National Vehicle: Kalesa or Horse-drawn Carriage. The kalesa has two round wheels on each side and two rows of seats that can accommodate four persons. The driver sits on a block of wood located at the front of the cart near the horse. This was one of the methods of transportation introduced in the Philippines in the 18th century by the Spaniards that only nobles and high ranked Spanish officials could afford. The Ilustrados, who are the rich Filipinos who had their own businesses, used the kalesa not only for traveling but as a way of transporting their goods as well.
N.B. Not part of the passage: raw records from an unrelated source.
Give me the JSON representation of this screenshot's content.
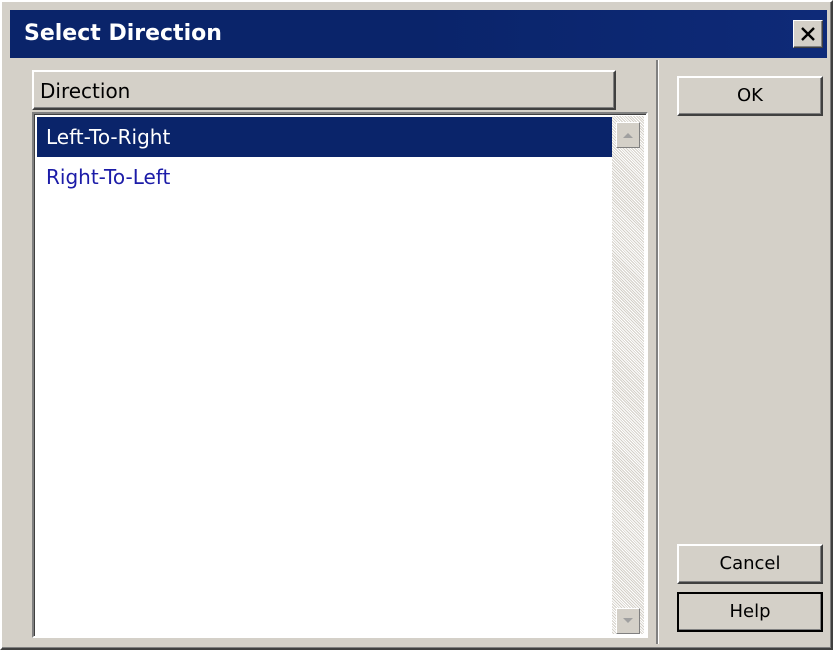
{
  "dialog": {
    "title": "Select Direction"
  },
  "list": {
    "column_header": "Direction",
    "items": [
      {
        "label": "Left-To-Right",
        "selected": true
      },
      {
        "label": "Right-To-Left",
        "selected": false
      }
    ]
  },
  "buttons": {
    "ok_label": "OK",
    "cancel_label": "Cancel",
    "help_label": "Help"
  },
  "colors": {
    "titlebar": "#0a246a",
    "selection": "#0a246a",
    "item_text": "#1c1ca8",
    "face": "#d4d0c8"
  },
  "icons": {
    "close": "close-icon",
    "scroll_up": "scroll-up-arrow-icon",
    "scroll_down": "scroll-down-arrow-icon"
  }
}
They are hardly ever used in the streets nowadays except in tourist spots and some rural areas.



National House: Bahay Kubo or Nipa Hut. Bahay kubo is a shelter made out of bamboo and palm leaves. It is an ideal structure in farms because of its material which allows good ventilation.



National Dance: Tinikling. The Tinikling is a dance from the Philippines which includes two people hitting bamboo poles to beat, tap, and slide on the ground and against each other in harmonization with one or more dancers who will step over and dance in between the poles. When the bamboo closes, the dancers must be agile enough to not get their feet caught between the bamboo poles. As the tinikling dance continues, the tempo increases in speed. The name came from birds locally known as Tikling. The term Tinikling literally means “tikling-like”.



National Sport: Sipa. The Philippines’ traditional native sport which predates Spanish rule. The game is related to Sepak Takraw. Similar games include Footbag net, Footvolley, Bossaball and Jianzi. The game is both played by two teams, indoors or outdoors, on a court that is about the size of a tennis court. The teams consist of one, two or four players in each side. The aim of the game is to kick a soft ball made out of rattan fragments, back and forth over a net in the middle of the court.